Other than several big companies, the majority of Italian businesses have established small or medium-sized enterprises in Slovakia.

“By representing the backbone of the Italian socio-economic fabric, Italian SMEs are considered a positive and inspiring model by many Slovaks,” Calluso said.

Arrival of SMEs, however, is influenced by a number of regulatory and administrative barriers.
“The regulatory framework in recent years has been unstable,” Giorgio Dovigi, general secretary of the Italian-Slovak Chamber of Commerce, told The Slovak Spectator.

In addition, SMEs have difficulties in gaining access to state aid programmes and EU funds.

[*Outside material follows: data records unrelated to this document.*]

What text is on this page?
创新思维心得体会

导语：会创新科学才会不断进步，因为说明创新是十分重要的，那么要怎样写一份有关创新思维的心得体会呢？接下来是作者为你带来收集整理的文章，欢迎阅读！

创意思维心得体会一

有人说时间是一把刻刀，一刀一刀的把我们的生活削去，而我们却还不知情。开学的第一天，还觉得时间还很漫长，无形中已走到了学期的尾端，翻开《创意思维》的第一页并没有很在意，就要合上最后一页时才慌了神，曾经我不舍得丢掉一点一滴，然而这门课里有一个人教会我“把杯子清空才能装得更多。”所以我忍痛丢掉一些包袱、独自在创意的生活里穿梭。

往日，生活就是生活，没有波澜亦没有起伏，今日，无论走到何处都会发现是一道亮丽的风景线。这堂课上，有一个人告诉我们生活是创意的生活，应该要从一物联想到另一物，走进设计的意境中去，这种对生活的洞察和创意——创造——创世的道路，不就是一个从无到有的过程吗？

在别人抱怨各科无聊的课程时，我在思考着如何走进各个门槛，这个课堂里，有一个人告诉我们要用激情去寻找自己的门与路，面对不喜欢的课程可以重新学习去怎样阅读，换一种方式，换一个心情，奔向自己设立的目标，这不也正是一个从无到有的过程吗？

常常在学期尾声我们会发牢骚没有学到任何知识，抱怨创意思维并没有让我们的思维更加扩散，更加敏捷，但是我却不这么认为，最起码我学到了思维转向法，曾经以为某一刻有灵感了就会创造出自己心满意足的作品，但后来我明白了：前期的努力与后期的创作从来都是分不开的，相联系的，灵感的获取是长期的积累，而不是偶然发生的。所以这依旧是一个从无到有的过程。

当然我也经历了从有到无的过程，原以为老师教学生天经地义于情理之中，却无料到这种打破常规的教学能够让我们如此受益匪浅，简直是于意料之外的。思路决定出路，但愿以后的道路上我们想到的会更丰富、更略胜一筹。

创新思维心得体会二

“Other countries are managing these topics better and therefore are attracting more Italian companies,” Dovigi added.

Some leave, others come

Even with the positive development in mutual relations, some Italian companies have announced their decision to leave Slovakia. In late July, for example, the network of petrol stations owned by Agip were taken over by Slovnaft, part of the MOL group.

Also, the ENEL company announced in 2014 that it wants to sell its 66-percent stake in Slovenské Elektrárne, the country’s dominant electricity producer.

“The main reason for some Italian companies to leave Slovakia is connected with changes in market strategies and the fact that there are some neighbouring countries that are becoming more attractive for Italian investors,” Dovigi said.

The interest of Italian investors, however, is still high, especially in the retail sector or by companies that seek to de-localise small production, he added.

When attracting new investors, SARIO often cooperates with the Italian-Slovak Chamber of Commerce, which currently has more than 260 members.

The agency and the Slovak Foreign Affairs Ministry organised a Slovak-Italian Business Forum in Rome in June 2015 that focused on developing cooperation, mostly in the fields of energy, renewable energy sources, electro-mobility, pharmaceuticals, automotive components, electrotechnical sectors, IT, and water management, including transport, and anti-flood prevention, Dírer said.

Another important event will be held in September at EXPO Milan under the auspices of SARIO and the Slovak Economy Ministry, he added.

Various fields open for cooperation

Calluso also pointed to the July visit of Italian Foreign Minister Paolo Gentiloni in Bratislava, at which potential cooperation was outlined in areas such as start-ups and the IT defence sector.

Cooperation can also be strengthened in the automotive, chemical, textile and wood industries as well as in finance and banking services. The two countries can also collaborate in constructing roads, environmental protection, agriculture, and also tourism, Dírer said.

Slovakia’s strategic location can also boost cooperation in logistics. “We expect that investing Italian capital into logistics may positively impact the decisions of other Italian investors from other fields to come to Slovakia,” Dírer added.